Он взглянул на часы:
— ...у меня сейчас совещание. Приходи сегодня вечером к нам...
— Занят. Не могу! — отрезал Пап. И поднялся.
Шумно вздохнул.
— Приходи же. Я прошу. И Ниоли...
— Ладно,— кивнул Пап от двери,— Может, приду.
И вышел довольный собой, Его натура раскрылась сегодня с такой силой, какой он и не ожидал.
Конечно же, письмо рабочих он придумал на ходу, и придумал, как теперь мог заключить, к большой своей пользе и выгоде.
4
Давно наступило утро. Бродов уехал на работу, но Ниоли не хотела вставать: включила над головой бра и долго ещё лежала на высоких подушках, сладко и шумно зевала, прогоняя сонную истому. Потом она разглядывала свои руки — в воображении вызывала картину, как бы эти руки красиво могли быть представлены в сцене умирающего лебедя, если бы Ниоли пошла в балерины. Но Нёличка, как называла её мать, пренебрегла искусством, она пошла в модный и труднодоступный институт международных отношений, и хоть с горем пополам, но закончила его и получила диплом,— теперь он составляет главный источник её гордости. Она нередко, в кругу друзей, когда, конечно, заходит речь о призвании и общественных задачах, нет-нет да скажет: «Я по образованию дипломат, мое дело темное». И все непременно рассмеются такой шутке, одарят молодую женщину взглядами, в которых она прочтет то зависть, то искренний восторг, но чаще и то, и другое.

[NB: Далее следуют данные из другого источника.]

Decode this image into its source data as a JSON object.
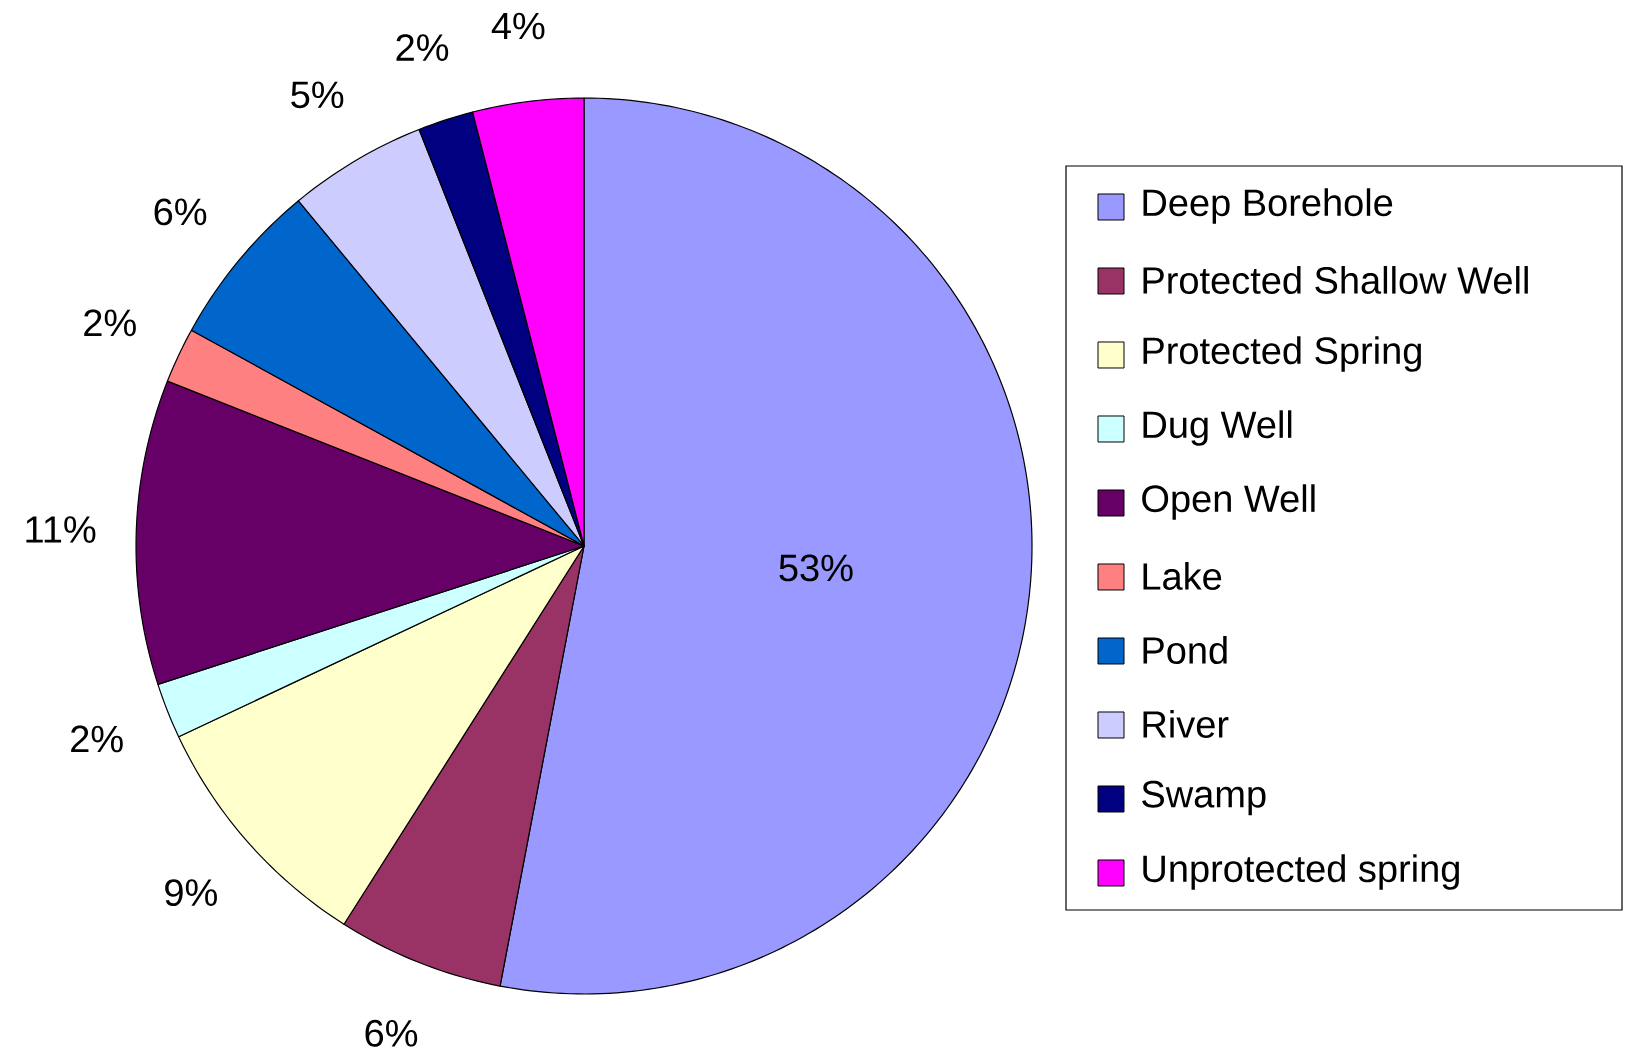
{
  "chart_data": {
    "type": "pie",
    "categories": [
      "Deep Borehole",
      "Protected Shallow Well",
      "Protected Spring",
      "Dug Well",
      "Open Well",
      "Lake",
      "Pond",
      "River",
      "Swamp",
      "Unprotected spring"
    ],
    "values": [
      53,
      6,
      9,
      2,
      11,
      2,
      6,
      5,
      2,
      4
    ],
    "value_labels": [
      "53%",
      "6%",
      "9%",
      "2%",
      "11%",
      "2%",
      "6%",
      "5%",
      "2%",
      "4%"
    ],
    "colors": [
      "#9999ff",
      "#993366",
      "#ffffcc",
      "#ccffff",
      "#660066",
      "#ff8080",
      "#0066cc",
      "#ccccff",
      "#000080",
      "#ff00ff"
    ],
    "legend": "right"
  }
}
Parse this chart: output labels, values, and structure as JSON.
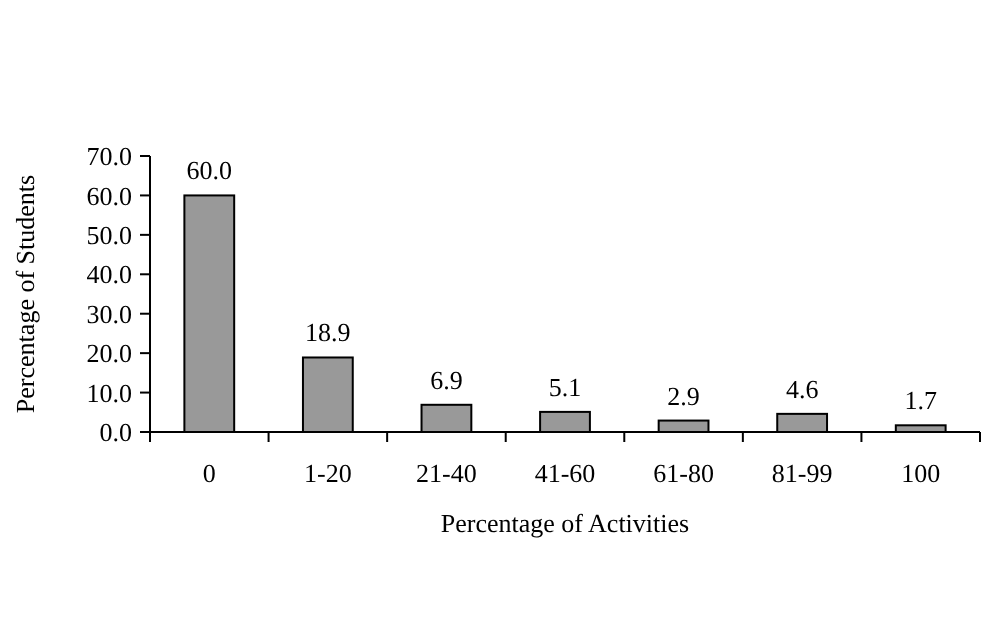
{
  "chart_data": {
    "type": "bar",
    "xlabel": "Percentage of Activities",
    "ylabel": "Percentage of Students",
    "categories": [
      "0",
      "1-20",
      "21-40",
      "41-60",
      "61-80",
      "81-99",
      "100"
    ],
    "values": [
      60.0,
      18.9,
      6.9,
      5.1,
      2.9,
      4.6,
      1.7
    ],
    "value_labels": [
      "60.0",
      "18.9",
      "6.9",
      "5.1",
      "2.9",
      "4.6",
      "1.7"
    ],
    "color": "#999999",
    "ylim": [
      0,
      70
    ],
    "yticks": [
      {
        "value": 0,
        "label": "0.0"
      },
      {
        "value": 10,
        "label": "10.0"
      },
      {
        "value": 20,
        "label": "20.0"
      },
      {
        "value": 30,
        "label": "30.0"
      },
      {
        "value": 40,
        "label": "40.0"
      },
      {
        "value": 50,
        "label": "50.0"
      },
      {
        "value": 60,
        "label": "60.0"
      },
      {
        "value": 70,
        "label": "70.0"
      }
    ],
    "grid": false
  }
}
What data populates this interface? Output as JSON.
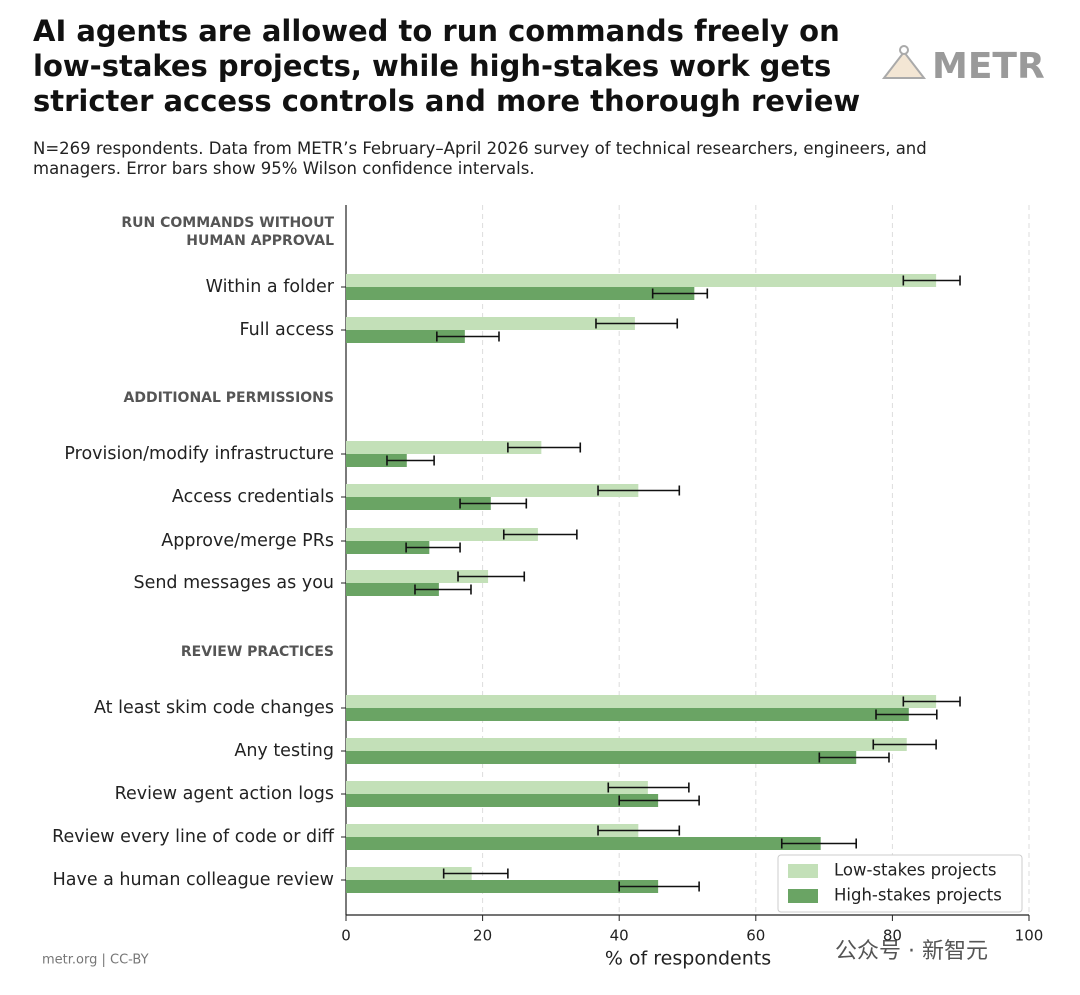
{
  "chart_data": {
    "type": "grouped-hbar-ci",
    "title": "AI agents are allowed to run commands freely on low-stakes projects, while high-stakes work gets stricter access controls and more thorough review",
    "subtitle": "N=269 respondents. Data from METR’s February–April 2026 survey of technical researchers, engineers, and managers. Error bars show 95% Wilson confidence intervals.",
    "logo": "METR",
    "footer": "metr.org | CC-BY",
    "watermark": "公众号 · 新智元",
    "groups": [
      {
        "title": "RUN COMMANDS WITHOUT HUMAN APPROVAL",
        "categories": [
          "Within a folder",
          "Full access"
        ]
      },
      {
        "title": "ADDITIONAL PERMISSIONS",
        "categories": [
          "Provision/modify infrastructure",
          "Access credentials",
          "Approve/merge PRs",
          "Send messages as you"
        ]
      },
      {
        "title": "REVIEW PRACTICES",
        "categories": [
          "At least skim code changes",
          "Any testing",
          "Review agent action logs",
          "Review every line of code or diff",
          "Have a human colleague review"
        ]
      }
    ],
    "series": [
      {
        "name": "Low-stakes projects",
        "color": "#c3e0b8",
        "values": [
          86.4,
          42.3,
          28.6,
          42.8,
          28.1,
          20.8,
          86.4,
          82.1,
          44.2,
          42.8,
          18.4
        ],
        "ci": [
          [
            81.6,
            89.9
          ],
          [
            36.6,
            48.5
          ],
          [
            23.7,
            34.3
          ],
          [
            36.9,
            48.8
          ],
          [
            23.1,
            33.8
          ],
          [
            16.4,
            26.1
          ],
          [
            81.6,
            89.9
          ],
          [
            77.2,
            86.4
          ],
          [
            38.4,
            50.2
          ],
          [
            36.9,
            48.8
          ],
          [
            14.3,
            23.7
          ]
        ]
      },
      {
        "name": "High-stakes projects",
        "color": "#6aa464",
        "values": [
          51.0,
          17.4,
          8.9,
          21.2,
          12.2,
          13.6,
          82.4,
          74.7,
          45.7,
          69.5,
          45.7
        ],
        "ci": [
          [
            44.9,
            52.9
          ],
          [
            13.3,
            22.4
          ],
          [
            6.0,
            12.9
          ],
          [
            16.7,
            26.4
          ],
          [
            8.8,
            16.7
          ],
          [
            10.1,
            18.3
          ],
          [
            77.6,
            86.5
          ],
          [
            69.3,
            79.5
          ],
          [
            40.0,
            51.7
          ],
          [
            63.8,
            74.7
          ],
          [
            40.0,
            51.7
          ]
        ]
      }
    ],
    "xlabel": "% of respondents",
    "xlim": [
      0,
      100
    ],
    "xticks": [
      0,
      20,
      40,
      60,
      80,
      100
    ],
    "grid": true,
    "legend": "lower right"
  }
}
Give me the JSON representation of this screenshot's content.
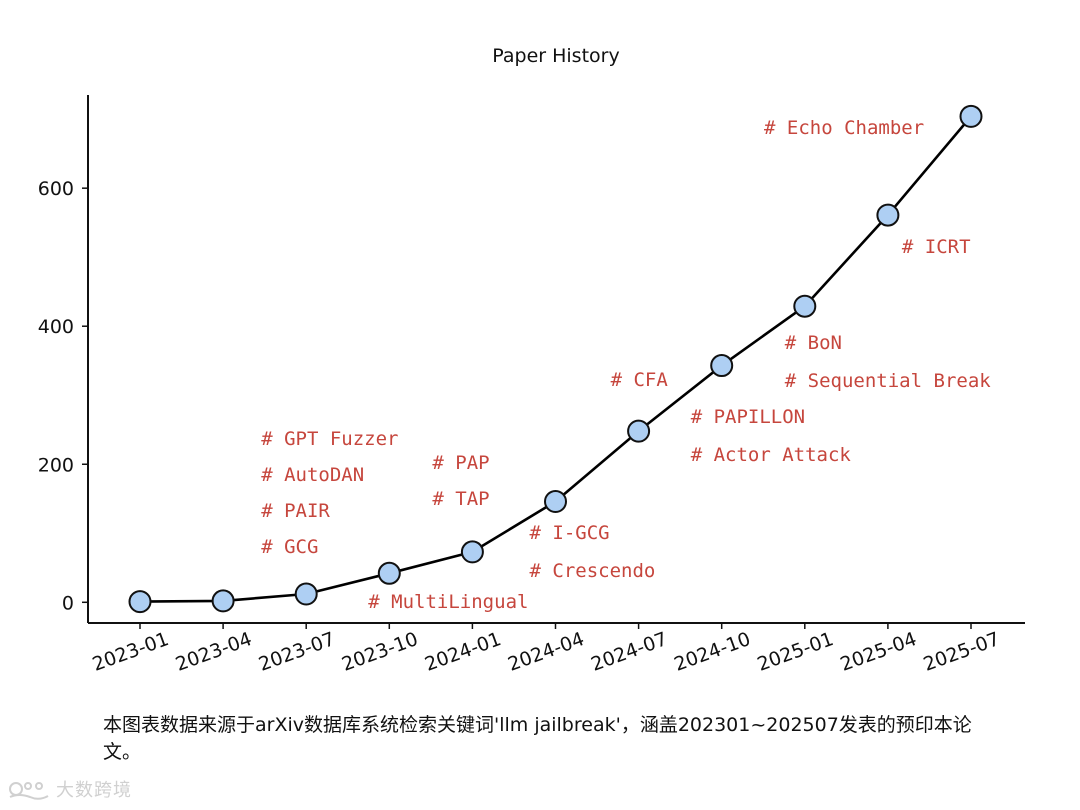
{
  "chart_data": {
    "type": "line",
    "title": "Paper History",
    "xlabel": "",
    "ylabel": "",
    "x": [
      "2023-01",
      "2023-04",
      "2023-07",
      "2023-10",
      "2024-01",
      "2024-04",
      "2024-07",
      "2024-10",
      "2025-01",
      "2025-04",
      "2025-07"
    ],
    "y_ticks": [
      0,
      200,
      400,
      600
    ],
    "ylim": [
      -30,
      735
    ],
    "grid": false,
    "series": [
      {
        "values": [
          1,
          2,
          12,
          42,
          73,
          146,
          248,
          343,
          429,
          561,
          704
        ],
        "color": "#000000",
        "marker_color": "#aecff3"
      }
    ],
    "annotations": [
      {
        "x": "2023-07",
        "lines": [
          "# GPT Fuzzer",
          "# AutoDAN",
          "# PAIR",
          "# GCG"
        ]
      },
      {
        "x": "2023-10",
        "lines": [
          "# MultiLingual"
        ]
      },
      {
        "x": "2024-01",
        "lines": [
          "# PAP",
          "# TAP"
        ]
      },
      {
        "x": "2024-04",
        "lines": [
          "# I-GCG",
          "# Crescendo"
        ]
      },
      {
        "x": "2024-07",
        "lines": [
          "# CFA"
        ]
      },
      {
        "x": "2024-10",
        "lines": [
          "# PAPILLON",
          "# Actor Attack"
        ]
      },
      {
        "x": "2025-01",
        "lines": [
          "# BoN",
          "# Sequential Break"
        ]
      },
      {
        "x": "2025-04",
        "lines": [
          "# ICRT"
        ]
      },
      {
        "x": "2025-07",
        "lines": [
          "# Echo Chamber"
        ]
      }
    ],
    "annotation_color": "#c6463d"
  },
  "caption": {
    "text": "本图表数据来源于arXiv数据库系统检索关键词'llm jailbreak'，涵盖202301~202507发表的预印本论文。"
  },
  "watermark": {
    "text": "大数跨境"
  }
}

Друзья её называют Нёлькой, муж говорит просто Нёль, — она благосклонно принимает все эти варианты, но бывает уязвлена в своих лучших чувствах, если человек не близко знакомый и по делу официальному обратится к ней без должного почтения, позволит себе фамильярность. Ниоли не занимает никаких постов, но не считает себя вправе стоять в стороне от мужниных дел, — особенно когда речь идет о подборе кадров, расстановке людей, в которых муж её, по её глубокому убеждению, как и всякий мужчина, ничего не смыслит. Тонко, деликатно, скрытыми от мужа путями она взяла под контроль отдел кадров института, и никто на свете, даже муж её, не смог бы обнаружить нити, за которые она дергает. А ниточек этих всего три: начальник отдела кадров, секретарша директора, она же дочка старой приятельницы, и дальний родственник Ниоли Спартак Пап. Между прочим, она с ним училась в одном классе и ещё девочкой была в него влюблена.
С этими людьми она встречается или говорит по телефону. Они её слушают: сообщают ей о движении сотрудников, всяких упразднениях, назначениях — и если не получат от нее санкции, не дают делу хода, а тем более, окончательного завершения.
«Как удивительно просто устроено все на свете!»— думает Ниоли, расправляя зеленое атласное одеяло и бросая взгляды на белые, как парное молоко, руки.
Она притушила яркий свет и включила ночник над туалетной тумбочкой,— в спальне разлился усыпляющий полумрак, и она закрыла глаза в надежде, что поспит ещё часок; но сон к ней не приходил, его не пускали веселые приятные думы, лениво ходившие в полусонном тумане: — да, конечно, в жизни все устроено так просто и так хорошо, так ясно... Зачем это люди прилагают столько сил, чтобы все усложнить, запутать, надеть на себя тяжелые, как кандалы, правила, выработать законы и затем принуждать людей к их исполнению. Ведь все равно на свете есть и всегда будет много людей, которые заняты тем, как бы все устроить ко своей собственной выгоде.